Мы хотим продемонстрировать это на примере пропагандистской проблемы, с которой столкнулись американцы, говоря о японском императоре. Американскому правительству очень помогло бы, если бы радио и газеты называли его макакой, свиньей, сумасшедшим, знахарем или как-нибудь еще; некоторые люди так и делали. Но, если бы это правительство разрешило оскорблять японского императора, чтобы вызвать к нему ненависть среди американцев, то японцы были бы крайне возмущены. В результате Америка потеряла бы гораздо больше, чем приобрела. Если бы русские пообещали – и в одном случае, как нам известно, они так и сделали – обеспечить немцам хорошее питание и теплую зимнюю одежду, – то нацисты рассказали бы об этом мирному населению России, которое сильно возмутилось бы, узнав, что Сталин заботится о том, чтобы немцы не мерзли и не голодали, в то время, когда простые люди умирают с голоду. Работая с врагом, очень полезно описывать, в каких прекрасных условиях содержатся его военнопленные, но аудитория в тылу этого не поймет. Для своей аудитории иногда бывает полезным изображать солдат противника как безумцев, не знающих жалости, как животных в человеческом обличье, как жестоких дегенератов и т. д., но если эти описания попадут в руки врага, то его пропагандисты непременно сообщат об этом народу своей страны, и их автор только пострадает от этого.

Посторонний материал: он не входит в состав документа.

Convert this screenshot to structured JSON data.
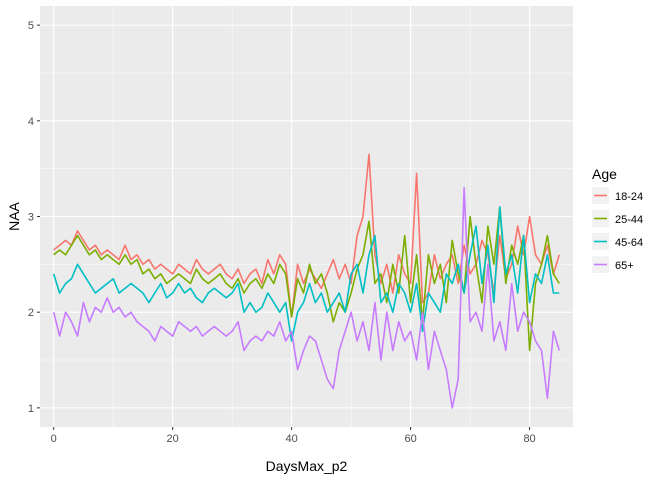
{
  "chart_data": {
    "type": "line",
    "xlabel": "DaysMax_p2",
    "ylabel": "NAA",
    "xlim": [
      -2.3,
      87.3
    ],
    "ylim": [
      0.8,
      5.2
    ],
    "x_ticks": [
      0,
      20,
      40,
      60,
      80
    ],
    "x_tick_labels": [
      "0",
      "20",
      "40",
      "60",
      "80"
    ],
    "y_ticks": [
      1,
      2,
      3,
      4,
      5
    ],
    "y_tick_labels": [
      "1",
      "2",
      "3",
      "4",
      "5"
    ],
    "grid": true,
    "panel_background": "#EBEBEB",
    "legend": {
      "title": "Age",
      "position": "right"
    },
    "x": [
      0,
      1,
      2,
      3,
      4,
      5,
      6,
      7,
      8,
      9,
      10,
      11,
      12,
      13,
      14,
      15,
      16,
      17,
      18,
      19,
      20,
      21,
      22,
      23,
      24,
      25,
      26,
      27,
      28,
      29,
      30,
      31,
      32,
      33,
      34,
      35,
      36,
      37,
      38,
      39,
      40,
      41,
      42,
      43,
      44,
      45,
      46,
      47,
      48,
      49,
      50,
      51,
      52,
      53,
      54,
      55,
      56,
      57,
      58,
      59,
      60,
      61,
      62,
      63,
      64,
      65,
      66,
      67,
      68,
      69,
      70,
      71,
      72,
      73,
      74,
      75,
      76,
      77,
      78,
      79,
      80,
      81,
      82,
      83,
      84,
      85
    ],
    "series": [
      {
        "name": "18-24",
        "color": "#F8766D",
        "values": [
          2.65,
          2.7,
          2.75,
          2.7,
          2.85,
          2.75,
          2.65,
          2.7,
          2.6,
          2.65,
          2.6,
          2.55,
          2.7,
          2.55,
          2.6,
          2.5,
          2.55,
          2.45,
          2.5,
          2.45,
          2.4,
          2.5,
          2.45,
          2.4,
          2.55,
          2.45,
          2.4,
          2.45,
          2.5,
          2.4,
          2.35,
          2.45,
          2.3,
          2.4,
          2.45,
          2.3,
          2.55,
          2.4,
          2.6,
          2.5,
          1.95,
          2.5,
          2.3,
          2.45,
          2.35,
          2.25,
          2.4,
          2.55,
          2.35,
          2.5,
          2.3,
          2.8,
          3.0,
          3.65,
          2.6,
          2.3,
          2.5,
          2.2,
          2.6,
          2.4,
          2.3,
          3.45,
          2.1,
          2.2,
          2.6,
          2.35,
          2.5,
          2.6,
          2.3,
          2.7,
          2.4,
          2.5,
          2.75,
          2.6,
          2.2,
          2.8,
          2.35,
          2.5,
          2.9,
          2.6,
          3.0,
          2.6,
          2.5,
          2.7,
          2.4,
          2.6
        ]
      },
      {
        "name": "25-44",
        "color": "#7CAE00",
        "values": [
          2.6,
          2.65,
          2.6,
          2.7,
          2.8,
          2.7,
          2.6,
          2.65,
          2.55,
          2.6,
          2.55,
          2.5,
          2.6,
          2.5,
          2.55,
          2.4,
          2.45,
          2.35,
          2.4,
          2.3,
          2.35,
          2.4,
          2.35,
          2.3,
          2.45,
          2.35,
          2.3,
          2.35,
          2.4,
          2.3,
          2.25,
          2.35,
          2.2,
          2.3,
          2.35,
          2.25,
          2.4,
          2.3,
          2.5,
          2.4,
          1.95,
          2.35,
          2.2,
          2.5,
          2.3,
          2.4,
          2.2,
          1.9,
          2.1,
          2.0,
          2.2,
          2.45,
          2.6,
          2.95,
          2.3,
          2.4,
          2.1,
          2.5,
          2.2,
          2.8,
          2.1,
          2.6,
          1.9,
          2.6,
          2.3,
          2.5,
          2.1,
          2.75,
          2.4,
          2.2,
          3.0,
          2.5,
          2.1,
          2.9,
          2.5,
          3.1,
          2.3,
          2.7,
          2.5,
          2.8,
          1.6,
          2.3,
          2.5,
          2.8,
          2.4,
          2.3
        ]
      },
      {
        "name": "45-64",
        "color": "#00BFC4",
        "values": [
          2.4,
          2.2,
          2.3,
          2.35,
          2.5,
          2.4,
          2.3,
          2.2,
          2.25,
          2.3,
          2.35,
          2.2,
          2.25,
          2.3,
          2.25,
          2.2,
          2.1,
          2.2,
          2.3,
          2.15,
          2.2,
          2.3,
          2.2,
          2.25,
          2.15,
          2.1,
          2.2,
          2.25,
          2.2,
          2.15,
          2.2,
          2.3,
          2.0,
          2.1,
          2.0,
          2.05,
          2.2,
          2.1,
          2.0,
          2.1,
          1.7,
          2.0,
          2.1,
          2.3,
          2.1,
          2.2,
          2.0,
          2.1,
          2.2,
          2.0,
          2.4,
          2.5,
          2.2,
          2.6,
          2.8,
          2.1,
          2.2,
          2.0,
          2.3,
          2.2,
          2.0,
          2.3,
          1.8,
          2.2,
          2.1,
          2.0,
          2.4,
          2.3,
          2.5,
          2.2,
          2.6,
          2.9,
          2.3,
          2.7,
          2.1,
          3.1,
          2.4,
          2.6,
          2.2,
          2.8,
          2.1,
          2.4,
          2.3,
          2.6,
          2.2,
          2.2
        ]
      },
      {
        "name": "65+",
        "color": "#C77CFF",
        "values": [
          2.0,
          1.75,
          2.0,
          1.9,
          1.75,
          2.1,
          1.9,
          2.05,
          2.0,
          2.15,
          2.0,
          2.05,
          1.95,
          2.0,
          1.9,
          1.85,
          1.8,
          1.7,
          1.85,
          1.8,
          1.75,
          1.9,
          1.85,
          1.8,
          1.85,
          1.75,
          1.8,
          1.85,
          1.8,
          1.75,
          1.8,
          1.9,
          1.6,
          1.7,
          1.75,
          1.7,
          1.8,
          1.75,
          1.9,
          1.7,
          1.8,
          1.4,
          1.6,
          1.75,
          1.7,
          1.5,
          1.3,
          1.2,
          1.6,
          1.8,
          2.0,
          1.7,
          1.9,
          1.6,
          2.1,
          1.5,
          2.0,
          1.6,
          1.9,
          1.7,
          1.8,
          1.5,
          2.0,
          1.4,
          1.8,
          1.6,
          1.4,
          1.0,
          1.3,
          3.3,
          1.9,
          2.0,
          1.8,
          2.5,
          1.7,
          1.9,
          1.6,
          2.3,
          1.8,
          2.0,
          1.9,
          1.7,
          1.6,
          1.1,
          1.8,
          1.6
        ]
      }
    ]
  }
}
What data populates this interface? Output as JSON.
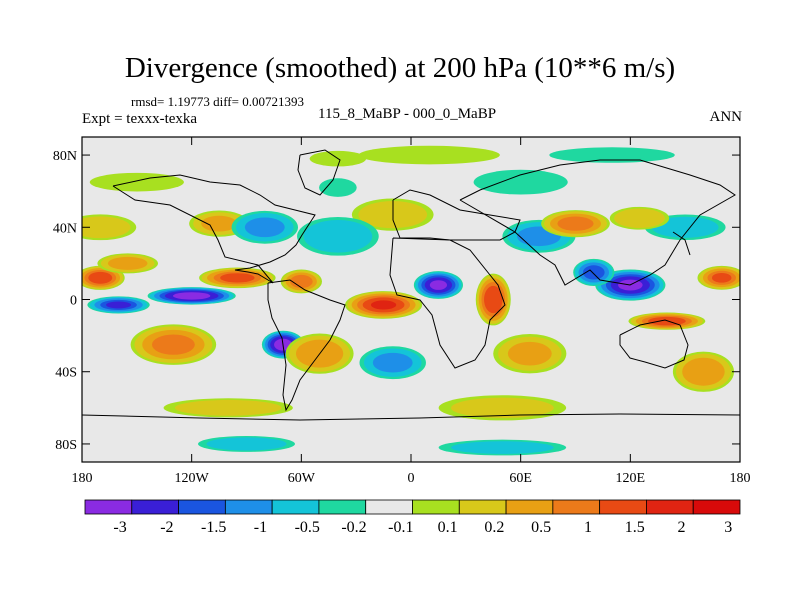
{
  "title": "Divergence (smoothed) at 200 hPa (10**6 m/s)",
  "stats": {
    "rmsd_label": "rmsd=",
    "rmsd": "1.19773",
    "diff_label": "diff=",
    "diff": "0.00721393"
  },
  "experiment": "Expt = texxx-texka",
  "case_difference": "115_8_MaBP - 000_0_MaBP",
  "season": "ANN",
  "chart_data": {
    "type": "heatmap",
    "title": "Divergence (smoothed) at 200 hPa (10**6 m/s)",
    "xlabel": "",
    "ylabel": "",
    "xlim": [
      -180,
      180
    ],
    "ylim": [
      -90,
      90
    ],
    "x_ticks": [
      {
        "value": -180,
        "label": "180"
      },
      {
        "value": -120,
        "label": "120W"
      },
      {
        "value": -60,
        "label": "60W"
      },
      {
        "value": 0,
        "label": "0"
      },
      {
        "value": 60,
        "label": "60E"
      },
      {
        "value": 120,
        "label": "120E"
      },
      {
        "value": 180,
        "label": "180"
      }
    ],
    "y_ticks": [
      {
        "value": 80,
        "label": "80N"
      },
      {
        "value": 40,
        "label": "40N"
      },
      {
        "value": 0,
        "label": "0"
      },
      {
        "value": -40,
        "label": "40S"
      },
      {
        "value": -80,
        "label": "80S"
      }
    ],
    "colorbar": {
      "levels": [
        "-3",
        "-2",
        "-1.5",
        "-1",
        "-0.5",
        "-0.2",
        "-0.1",
        "0.1",
        "0.2",
        "0.5",
        "1",
        "1.5",
        "2",
        "3"
      ],
      "colors": [
        "#8a2be2",
        "#3a1fd6",
        "#1a55e0",
        "#1e8fe8",
        "#14c4d8",
        "#1fd8a0",
        "#e8e8e8",
        "#a8e020",
        "#d8c81a",
        "#e8a014",
        "#ec7a1a",
        "#e84a14",
        "#e02412",
        "#d80a0a"
      ]
    },
    "anomaly_regions": [
      {
        "lon": 10,
        "lat": 80,
        "rlon": 45,
        "rlat": 6,
        "value": 0.3
      },
      {
        "lon": -40,
        "lat": 78,
        "rlon": 18,
        "rlat": 5,
        "value": 0.3
      },
      {
        "lon": 110,
        "lat": 80,
        "rlon": 40,
        "rlat": 5,
        "value": -0.3
      },
      {
        "lon": -40,
        "lat": 62,
        "rlon": 12,
        "rlat": 6,
        "value": -0.3
      },
      {
        "lon": 60,
        "lat": 65,
        "rlon": 30,
        "rlat": 8,
        "value": -0.3
      },
      {
        "lon": -150,
        "lat": 65,
        "rlon": 30,
        "rlat": 6,
        "value": 0.3
      },
      {
        "lon": -170,
        "lat": 40,
        "rlon": 22,
        "rlat": 8,
        "value": 0.6
      },
      {
        "lon": -105,
        "lat": 42,
        "rlon": 18,
        "rlat": 8,
        "value": 0.8
      },
      {
        "lon": -10,
        "lat": 47,
        "rlon": 25,
        "rlat": 10,
        "value": 0.6
      },
      {
        "lon": 70,
        "lat": 35,
        "rlon": 22,
        "rlat": 10,
        "value": -0.8
      },
      {
        "lon": -80,
        "lat": 40,
        "rlon": 20,
        "rlat": 10,
        "value": -0.8
      },
      {
        "lon": -40,
        "lat": 35,
        "rlon": 25,
        "rlat": 12,
        "value": -0.6
      },
      {
        "lon": 90,
        "lat": 42,
        "rlon": 20,
        "rlat": 8,
        "value": 1.5
      },
      {
        "lon": 150,
        "lat": 40,
        "rlon": 25,
        "rlat": 8,
        "value": -0.5
      },
      {
        "lon": 125,
        "lat": 45,
        "rlon": 18,
        "rlat": 7,
        "value": 0.7
      },
      {
        "lon": -170,
        "lat": 12,
        "rlon": 14,
        "rlat": 7,
        "value": 2.2
      },
      {
        "lon": 170,
        "lat": 12,
        "rlon": 14,
        "rlat": 7,
        "value": 1.8
      },
      {
        "lon": -155,
        "lat": 20,
        "rlon": 18,
        "rlat": 6,
        "value": 1.0
      },
      {
        "lon": -95,
        "lat": 12,
        "rlon": 22,
        "rlat": 6,
        "value": 2.0
      },
      {
        "lon": -120,
        "lat": 2,
        "rlon": 25,
        "rlat": 5,
        "value": -3.0
      },
      {
        "lon": -160,
        "lat": -3,
        "rlon": 18,
        "rlat": 5,
        "value": -1.8
      },
      {
        "lon": -15,
        "lat": -3,
        "rlon": 22,
        "rlat": 8,
        "value": 2.5
      },
      {
        "lon": -60,
        "lat": 10,
        "rlon": 12,
        "rlat": 7,
        "value": 1.6
      },
      {
        "lon": 15,
        "lat": 8,
        "rlon": 14,
        "rlat": 8,
        "value": -2.6
      },
      {
        "lon": 45,
        "lat": 0,
        "rlon": 10,
        "rlat": 15,
        "value": 2.4
      },
      {
        "lon": 120,
        "lat": 8,
        "rlon": 20,
        "rlat": 9,
        "value": -2.6
      },
      {
        "lon": 100,
        "lat": 15,
        "rlon": 12,
        "rlat": 8,
        "value": -1.5
      },
      {
        "lon": 140,
        "lat": -12,
        "rlon": 22,
        "rlat": 5,
        "value": 2.2
      },
      {
        "lon": -70,
        "lat": -25,
        "rlon": 12,
        "rlat": 8,
        "value": -3.0
      },
      {
        "lon": -50,
        "lat": -30,
        "rlon": 20,
        "rlat": 12,
        "value": 1.2
      },
      {
        "lon": -130,
        "lat": -25,
        "rlon": 25,
        "rlat": 12,
        "value": 1.4
      },
      {
        "lon": -10,
        "lat": -35,
        "rlon": 20,
        "rlat": 10,
        "value": -0.8
      },
      {
        "lon": 65,
        "lat": -30,
        "rlon": 22,
        "rlat": 12,
        "value": 0.8
      },
      {
        "lon": 160,
        "lat": -40,
        "rlon": 18,
        "rlat": 12,
        "value": 1.2
      },
      {
        "lon": -100,
        "lat": -60,
        "rlon": 40,
        "rlat": 6,
        "value": 0.5
      },
      {
        "lon": 50,
        "lat": -60,
        "rlon": 40,
        "rlat": 8,
        "value": 0.4
      },
      {
        "lon": -90,
        "lat": -80,
        "rlon": 30,
        "rlat": 5,
        "value": -0.5
      },
      {
        "lon": 50,
        "lat": -82,
        "rlon": 40,
        "rlat": 5,
        "value": -0.4
      }
    ]
  }
}
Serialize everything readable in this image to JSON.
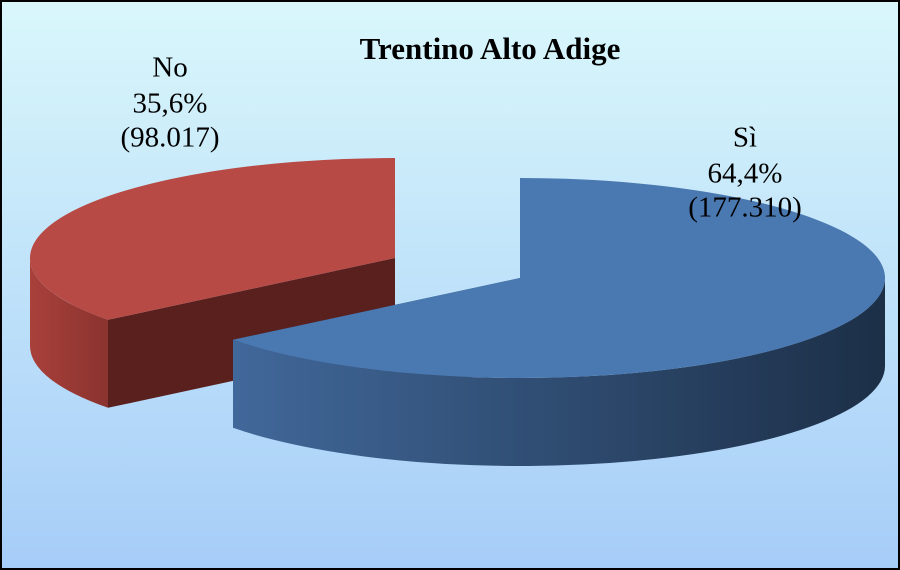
{
  "chart_data": {
    "type": "pie",
    "title": "Trentino Alto Adige",
    "categories": [
      "Sì",
      "No"
    ],
    "values": [
      64.4,
      35.6
    ],
    "value_labels": [
      "64,4%",
      "35,6%"
    ],
    "counts": [
      177310,
      98017
    ],
    "count_labels": [
      "(177.310)",
      "(98.017)"
    ],
    "colors": [
      "#4a78b0",
      "#b84a45"
    ]
  }
}
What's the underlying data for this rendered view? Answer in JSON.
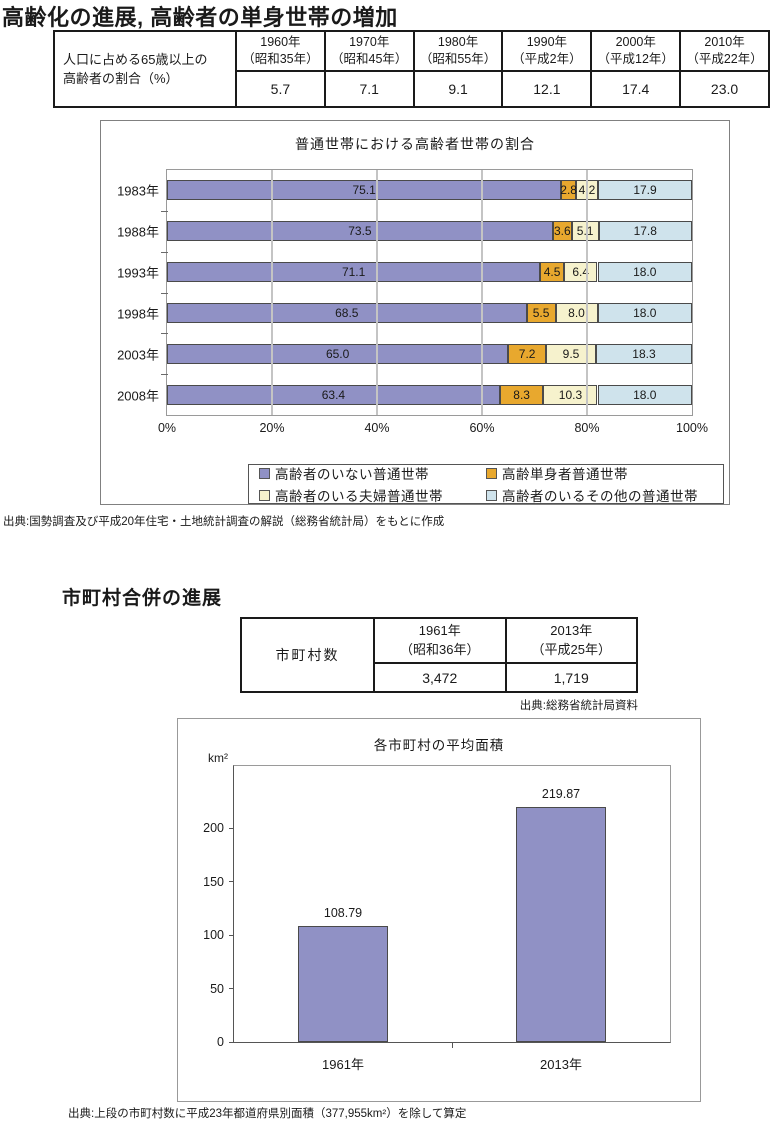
{
  "page": {
    "title1": "高齢化の進展, 高齢者の単身世帯の増加",
    "title2": "市町村合併の進展",
    "source1": "出典:国勢調査及び平成20年住宅・土地統計調査の解説（総務省統計局）をもとに作成",
    "table2_source": "出典:総務省統計局資料",
    "source2": "出典:上段の市町村数に平成23年都道府県別面積（377,955km²）を除して算定"
  },
  "table1": {
    "row_header": "人口に占める65歳以上の\n高齢者の割合（%）",
    "columns": [
      {
        "label": "1960年\n（昭和35年）",
        "value": "5.7"
      },
      {
        "label": "1970年\n（昭和45年）",
        "value": "7.1"
      },
      {
        "label": "1980年\n（昭和55年）",
        "value": "9.1"
      },
      {
        "label": "1990年\n（平成2年）",
        "value": "12.1"
      },
      {
        "label": "2000年\n（平成12年）",
        "value": "17.4"
      },
      {
        "label": "2010年\n（平成22年）",
        "value": "23.0"
      }
    ]
  },
  "table2": {
    "row_header": "市町村数",
    "columns": [
      {
        "label": "1961年\n（昭和36年）",
        "value": "3,472"
      },
      {
        "label": "2013年\n（平成25年）",
        "value": "1,719"
      }
    ]
  },
  "chart_data": [
    {
      "type": "bar",
      "variant": "stacked-horizontal",
      "title": "普通世帯における高齢者世帯の割合",
      "categories": [
        "1983年",
        "1988年",
        "1993年",
        "1998年",
        "2003年",
        "2008年"
      ],
      "series": [
        {
          "name": "高齢者のいない普通世帯",
          "color": "#9091c5",
          "values": [
            75.1,
            73.5,
            71.1,
            68.5,
            65.0,
            63.4
          ]
        },
        {
          "name": "高齢単身者普通世帯",
          "color": "#e8a82e",
          "values": [
            2.8,
            3.6,
            4.5,
            5.5,
            7.2,
            8.3
          ]
        },
        {
          "name": "高齢者のいる夫婦普通世帯",
          "color": "#f6f2cd",
          "values": [
            4.2,
            5.1,
            6.4,
            8.0,
            9.5,
            10.3
          ]
        },
        {
          "name": "高齢者のいるその他の普通世帯",
          "color": "#cfe3ec",
          "values": [
            17.9,
            17.8,
            18.0,
            18.0,
            18.3,
            18.0
          ]
        }
      ],
      "x_ticks": [
        "0%",
        "20%",
        "40%",
        "60%",
        "80%",
        "100%"
      ],
      "xlim": [
        0,
        100
      ],
      "grid": true,
      "legend_position": "bottom"
    },
    {
      "type": "bar",
      "title": "各市町村の平均面積",
      "unit": "km²",
      "categories": [
        "1961年",
        "2013年"
      ],
      "values": [
        108.79,
        219.87
      ],
      "value_labels": [
        "108.79",
        "219.87"
      ],
      "y_ticks": [
        0,
        50,
        100,
        150,
        200
      ],
      "ylim": [
        0,
        258
      ],
      "bar_color": "#9091c5",
      "grid": false
    }
  ]
}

Более того, специалисты, занимающиеся психологической войной, не должны забывать, что ее конечной целью является успешное завершение обычной войны. Для этого нужно, чтобы боевые действия были прекращены, а нации возобновили мирные отношения, хотя и на новой основе. Пропаганда, которая слишком много обещает врагу, разъярит и союзников, и население в тылу. И наоборот, пропаганда, призывающая к кровавой мести, наносит вред сторонникам мира во вражеском лагере, если таковые имеются. Ни одна из великих держав, участвовавших во Второй мировой войне, не давала никому точных обещаний, как будут проходить границы государств после нее. Они отделывались лишь общими фразами, помня, что конкретное обещание обрадует одну сторону, но возмутит другую; более того, не получив никаких обещаний, эти стороны будут только сильнее сражаться. Если бы французы не знали, что получат после войны Эльзас, то они воевали бы гораздо активнее, но, если бы им пообещали Эльзас, они стали бы считать, что дело улажено, и начали бы просить отдать им что-нибудь еще. А тем временем другие страны, тоже зарившиеся на Эльзас, огорчились бы или потеряли интерес к делу. Поэтому вопрос о послевоенных границах был очень выгоден для пропаганды.
Президент Рузвельт, стремясь вывести США в мировые державы, пообещал Китаю Маньчжурию, корейцам – Корею, в свое время, а французам – сохранение Французской колониальной империи. Более никаких конкретных обещаний он не давал. Англичане в годы Первой мировой войны пообещали Палестину одновременно арабам и евреям (что только ухудшило и без того непростую ситуацию) и в результате породили кризис, который не удалось разрешить и много лет спустя.